A maior alta no PIB do primeiro trimestre foi na indústria (4,2%), com agropecuária (2,7%) e serviços (1,9%) em seguida. Em relação aos componentes da demanda interna, o maior destaque foi o crescimento de 7,4% no primeiro trimestre da formação bruta de capital fixo, que registra a ampliação da capacidade produtiva futura.

Professor de economia da Universidade de Brasília (UnB), Nilton Marques destaca que vários setores da indústria estão saturados e poderiam enfrentar escassez de mão de obra se o ritmo de crescimento do primeiro trimestre se repetisse.

– O país está praticamente sem capacidade ociosa, e mesmo um pequeno aumento das encomendas pode significar elevação de preços – explica.

O crescimento do PIB foi o mais alto desde 1995 na comparação com os mesmos períodos. A taxa de investimento no primeiro trimestre de 2010 foi de 18% do PIB, superior à taxa de igual período do ano anterior (16,3%).

– O crescimento é alto.

Não deveria ser tão alto. É surpreendente e exagerado.

Deveria ser de 6% a 6,5%. Não só é capaz de gerar inflação, como de criar outros problemas na área de logística. Temos de resolver uma série de questões em logística que ainda não resolvemos – disse o ministro do Desenvolvimento, Miguel Jorge.

Ele disse que está havendo uma reacomodação por várias razões.

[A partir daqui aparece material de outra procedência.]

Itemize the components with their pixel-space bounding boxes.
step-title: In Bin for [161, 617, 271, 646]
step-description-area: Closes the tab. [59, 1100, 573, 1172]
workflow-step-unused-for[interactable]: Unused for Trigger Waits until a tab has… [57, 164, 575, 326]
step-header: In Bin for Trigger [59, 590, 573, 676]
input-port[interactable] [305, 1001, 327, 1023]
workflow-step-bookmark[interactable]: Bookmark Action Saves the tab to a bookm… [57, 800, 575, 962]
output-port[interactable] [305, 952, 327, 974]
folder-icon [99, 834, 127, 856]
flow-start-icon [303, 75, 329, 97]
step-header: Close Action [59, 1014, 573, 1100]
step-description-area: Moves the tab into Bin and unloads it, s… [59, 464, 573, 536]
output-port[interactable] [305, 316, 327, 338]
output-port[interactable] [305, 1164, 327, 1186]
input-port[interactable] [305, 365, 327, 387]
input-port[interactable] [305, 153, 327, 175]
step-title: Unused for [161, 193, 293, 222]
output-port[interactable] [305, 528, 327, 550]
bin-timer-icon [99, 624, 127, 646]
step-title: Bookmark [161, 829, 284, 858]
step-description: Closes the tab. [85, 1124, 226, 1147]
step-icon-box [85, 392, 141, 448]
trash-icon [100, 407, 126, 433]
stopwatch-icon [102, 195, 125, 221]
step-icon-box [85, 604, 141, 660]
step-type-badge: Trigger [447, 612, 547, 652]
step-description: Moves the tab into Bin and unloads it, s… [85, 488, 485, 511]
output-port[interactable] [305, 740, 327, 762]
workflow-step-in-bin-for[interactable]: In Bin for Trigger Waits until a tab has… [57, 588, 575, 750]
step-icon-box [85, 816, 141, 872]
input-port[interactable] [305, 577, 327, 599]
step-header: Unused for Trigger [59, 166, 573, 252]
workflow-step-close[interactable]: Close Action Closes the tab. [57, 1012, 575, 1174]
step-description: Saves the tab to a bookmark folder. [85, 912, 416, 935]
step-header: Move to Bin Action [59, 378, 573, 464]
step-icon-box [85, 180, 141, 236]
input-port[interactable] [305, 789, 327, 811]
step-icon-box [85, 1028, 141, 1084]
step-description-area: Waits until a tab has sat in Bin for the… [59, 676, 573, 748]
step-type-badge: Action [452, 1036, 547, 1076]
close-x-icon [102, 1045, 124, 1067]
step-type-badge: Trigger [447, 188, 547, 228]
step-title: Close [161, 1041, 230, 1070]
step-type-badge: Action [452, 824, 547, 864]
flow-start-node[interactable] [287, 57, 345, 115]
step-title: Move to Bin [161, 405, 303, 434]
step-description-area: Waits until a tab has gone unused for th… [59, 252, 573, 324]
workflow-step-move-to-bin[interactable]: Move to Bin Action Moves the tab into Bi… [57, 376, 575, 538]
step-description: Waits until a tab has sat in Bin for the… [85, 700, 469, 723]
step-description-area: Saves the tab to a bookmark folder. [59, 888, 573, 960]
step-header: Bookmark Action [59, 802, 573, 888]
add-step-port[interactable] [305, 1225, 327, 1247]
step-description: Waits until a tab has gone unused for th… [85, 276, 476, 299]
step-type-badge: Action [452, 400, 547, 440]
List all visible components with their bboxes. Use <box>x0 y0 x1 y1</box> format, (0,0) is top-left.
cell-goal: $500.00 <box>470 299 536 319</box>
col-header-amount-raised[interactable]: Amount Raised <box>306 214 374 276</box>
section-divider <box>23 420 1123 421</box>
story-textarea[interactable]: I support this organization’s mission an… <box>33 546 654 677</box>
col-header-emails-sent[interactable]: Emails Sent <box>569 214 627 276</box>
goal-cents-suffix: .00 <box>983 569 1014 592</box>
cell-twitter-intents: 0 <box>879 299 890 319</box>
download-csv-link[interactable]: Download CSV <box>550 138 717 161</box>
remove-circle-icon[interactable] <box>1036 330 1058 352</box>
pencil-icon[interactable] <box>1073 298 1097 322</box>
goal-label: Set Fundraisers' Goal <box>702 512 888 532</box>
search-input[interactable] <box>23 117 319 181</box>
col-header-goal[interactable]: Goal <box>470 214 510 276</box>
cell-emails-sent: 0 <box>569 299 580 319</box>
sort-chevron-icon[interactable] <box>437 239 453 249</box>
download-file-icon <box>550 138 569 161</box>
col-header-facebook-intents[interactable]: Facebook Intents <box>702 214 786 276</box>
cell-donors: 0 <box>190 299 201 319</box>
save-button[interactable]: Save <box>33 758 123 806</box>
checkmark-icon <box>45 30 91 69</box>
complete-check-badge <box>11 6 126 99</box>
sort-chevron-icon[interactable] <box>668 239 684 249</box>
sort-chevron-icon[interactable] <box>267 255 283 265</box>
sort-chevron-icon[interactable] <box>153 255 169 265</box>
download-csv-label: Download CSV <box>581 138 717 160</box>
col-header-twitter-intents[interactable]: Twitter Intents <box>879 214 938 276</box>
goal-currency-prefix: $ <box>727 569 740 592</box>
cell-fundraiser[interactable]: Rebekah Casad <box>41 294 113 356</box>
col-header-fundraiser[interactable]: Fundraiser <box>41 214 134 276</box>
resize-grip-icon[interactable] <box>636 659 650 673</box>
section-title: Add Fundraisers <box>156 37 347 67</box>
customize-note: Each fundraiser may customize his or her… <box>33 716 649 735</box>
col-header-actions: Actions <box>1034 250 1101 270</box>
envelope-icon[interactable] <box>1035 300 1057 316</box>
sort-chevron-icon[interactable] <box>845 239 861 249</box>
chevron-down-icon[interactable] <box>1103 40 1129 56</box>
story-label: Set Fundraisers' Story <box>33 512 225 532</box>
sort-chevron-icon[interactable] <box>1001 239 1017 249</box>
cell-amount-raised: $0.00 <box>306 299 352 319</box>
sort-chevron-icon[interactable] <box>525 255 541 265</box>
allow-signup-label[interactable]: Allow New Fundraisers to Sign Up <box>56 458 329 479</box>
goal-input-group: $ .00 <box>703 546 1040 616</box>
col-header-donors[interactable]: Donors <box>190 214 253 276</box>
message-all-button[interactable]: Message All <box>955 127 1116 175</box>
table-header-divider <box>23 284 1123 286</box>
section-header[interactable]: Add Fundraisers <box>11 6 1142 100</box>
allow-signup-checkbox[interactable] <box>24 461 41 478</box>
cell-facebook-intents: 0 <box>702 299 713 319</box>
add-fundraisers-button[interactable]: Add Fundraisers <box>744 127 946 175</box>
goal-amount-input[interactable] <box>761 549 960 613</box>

“Como reduções de incentivos, aumento de juros, aumento do compulsório pelo BC. Tudo isso está levando a uma reacomodação do nível de atividade”, disse Jorge.

Ritmo chinês O professor de finanças e economia da Escola Brasileira de Administração Pública e de Empresas da Fundação Getulio Vargas (Ebape/FGV), Rogério Sobreira, explica que a economia brasileira não está preparada para crescer no ritmo chinês. A economia deve crescer de 6,5% a 7%, o que para Sobreira não plenamente sustentável, e a inflação deve ficar em torno de 5,5% este ano.

Sobreira destaca que o volume de investimentos nacionais deveriam ser maiores, em torno de 22% para sustentar a expansão de 9% do PIB e compara com a taxa de investimento da China que fica acima de 25% do PIB.

– O Brasil tem gargalos como o custo do capital, a elevada carga tributária e a baixa eficiência da educação que dificulta o aumento de investimentos no país – diz Sobreira.